Here’s Moneycube’s survey of four sectors which are well-positioned to perform for investors in Ireland through the coronavirus and beyond.
1. Healthcare and pharma
There are two reasons healthcare and pharmaceutical stock are insulated from recent stock market falls.
Firstly, for obvious reasons, these industries remain open for business – in fact, they’re in demand like never before.
But there’s a longer-term rationale too: it seems highly likely that higher spending on healthcare in future will be one of the outcomes of the coronavirus crisis. There’s a sense that it will no longer be acceptable for countries to run their health systems at max capacity under normal circumstances, and rushing to build field hospitals if a crisis breaks out.
So drug companies like GlaxoSmithKline, and healthcare companies like UnitedHealth Group are finding their share price roughly flat compared to the start of the year, when the global outlook was more optimistic.
2. Ethical/ ESG funds
Funds run on strong ethical, social and governance principles have been out-performed the wider market over recent weeks.

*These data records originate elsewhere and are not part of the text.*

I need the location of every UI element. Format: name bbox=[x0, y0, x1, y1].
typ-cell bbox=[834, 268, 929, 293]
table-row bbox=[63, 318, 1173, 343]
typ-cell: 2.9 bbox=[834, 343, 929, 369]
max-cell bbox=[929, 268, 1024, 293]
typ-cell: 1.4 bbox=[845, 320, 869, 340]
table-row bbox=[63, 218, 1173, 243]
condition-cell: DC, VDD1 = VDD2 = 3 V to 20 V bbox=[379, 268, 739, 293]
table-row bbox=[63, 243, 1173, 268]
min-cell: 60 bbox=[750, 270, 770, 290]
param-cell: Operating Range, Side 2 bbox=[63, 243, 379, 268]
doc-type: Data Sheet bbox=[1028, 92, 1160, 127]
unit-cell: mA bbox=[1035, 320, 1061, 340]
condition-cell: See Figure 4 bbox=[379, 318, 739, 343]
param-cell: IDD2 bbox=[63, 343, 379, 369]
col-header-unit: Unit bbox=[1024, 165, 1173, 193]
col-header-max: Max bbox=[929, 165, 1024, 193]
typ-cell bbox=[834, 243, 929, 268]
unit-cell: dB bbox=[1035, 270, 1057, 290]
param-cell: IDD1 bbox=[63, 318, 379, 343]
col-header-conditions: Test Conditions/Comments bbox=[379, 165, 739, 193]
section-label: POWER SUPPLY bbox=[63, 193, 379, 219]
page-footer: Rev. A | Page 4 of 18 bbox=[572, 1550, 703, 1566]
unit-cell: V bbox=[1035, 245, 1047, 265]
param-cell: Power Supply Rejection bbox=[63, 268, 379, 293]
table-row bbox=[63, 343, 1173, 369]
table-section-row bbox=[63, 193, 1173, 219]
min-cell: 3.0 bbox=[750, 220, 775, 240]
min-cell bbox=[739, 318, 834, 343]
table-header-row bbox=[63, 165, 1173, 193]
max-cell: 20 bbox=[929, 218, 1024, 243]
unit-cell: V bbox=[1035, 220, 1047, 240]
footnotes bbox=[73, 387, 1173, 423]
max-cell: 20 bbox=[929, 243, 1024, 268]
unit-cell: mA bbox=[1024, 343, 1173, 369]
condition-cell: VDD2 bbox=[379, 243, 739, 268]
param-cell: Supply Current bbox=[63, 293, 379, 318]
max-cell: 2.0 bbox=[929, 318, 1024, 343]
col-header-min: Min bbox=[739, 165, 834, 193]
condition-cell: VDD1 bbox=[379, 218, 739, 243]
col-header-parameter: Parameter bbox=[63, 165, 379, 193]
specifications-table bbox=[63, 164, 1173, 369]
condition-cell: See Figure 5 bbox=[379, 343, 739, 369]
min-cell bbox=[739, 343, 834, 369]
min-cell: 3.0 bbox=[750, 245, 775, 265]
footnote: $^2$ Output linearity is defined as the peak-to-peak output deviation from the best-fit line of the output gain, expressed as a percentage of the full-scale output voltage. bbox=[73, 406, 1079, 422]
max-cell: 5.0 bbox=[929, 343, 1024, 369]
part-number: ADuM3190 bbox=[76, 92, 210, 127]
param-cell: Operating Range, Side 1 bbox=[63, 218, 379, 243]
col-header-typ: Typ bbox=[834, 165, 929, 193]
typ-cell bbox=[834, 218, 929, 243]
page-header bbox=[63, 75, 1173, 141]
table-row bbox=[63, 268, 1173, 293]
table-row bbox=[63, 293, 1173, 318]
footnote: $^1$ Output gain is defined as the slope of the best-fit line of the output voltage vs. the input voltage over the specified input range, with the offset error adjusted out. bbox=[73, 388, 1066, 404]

Bloomberg reported at the end of March that 60% of European ESG funds outperformed the European index.
There’s one big reason for this, and several smaller ones.
Firstly, most ethical funds avoid oil and gas investments. That means they have been insulated from the recent collapse in oil prices.
But there are more subtle reasons too. For example, a lot of ethical funds have a strong exposure to technology businesses, which have had an easier time trading through the lockdown than bricks-and-mortar companies.
There’s even a suggestion that more ethically-run businesses have had greater regard for their supply chains, employees, and the wider community – and that that will make them more sustainable in a post-coronavirus world.
3. Food, alcohol and supermarkets
Consumer staples seem set to weather the current storm better than most.
This category includes food and drink, and household goods like soap and shampoo. The shops that sell these goods have a similar dynamic.
If anything, these industries are seeing increased demand, as consumers are spending more time, and eating more meals, at home.
And some consumer staples are basically immune.
For example, although you won’t find them in any self-respecting ethical fund, tobacco companies have stated that they see little or no impact on sales from the coronavirus measures governments have taken. Their product is just so addictive that customer demand has stayed steady.
4. Telecoms and tech
This one is easy – just ask yourself how many Zoom calls you’d ever joined before March 2020.
In a social isolation world we’re more reliant than ever on tech-driven businesses.
Many of these companies have been able to stay open for business, or have even seen increased demand for their services. As a result, tech-focused funds like this favourite of ours are actually up in value since the start of the year (over 10% in this case).
Of course, the big tech companies like Facebook and Google are seeing a short-term dip in advertising sales. But over the medium term it seems likely that many of these players will step into the gap as people have reduced appetite for face-to-face interactions.
What does it mean for me?
As ever with investing, balance is required here. The flipside of businesses that are resilient in a downturn is that they may be less well-positioned to capitalise on an upturn. So investment funds should remain the cornerstone of most investor’s portfolios.
Building that portfolio offers some great opportunities to select some sectors for growth in a post-coronavirus world.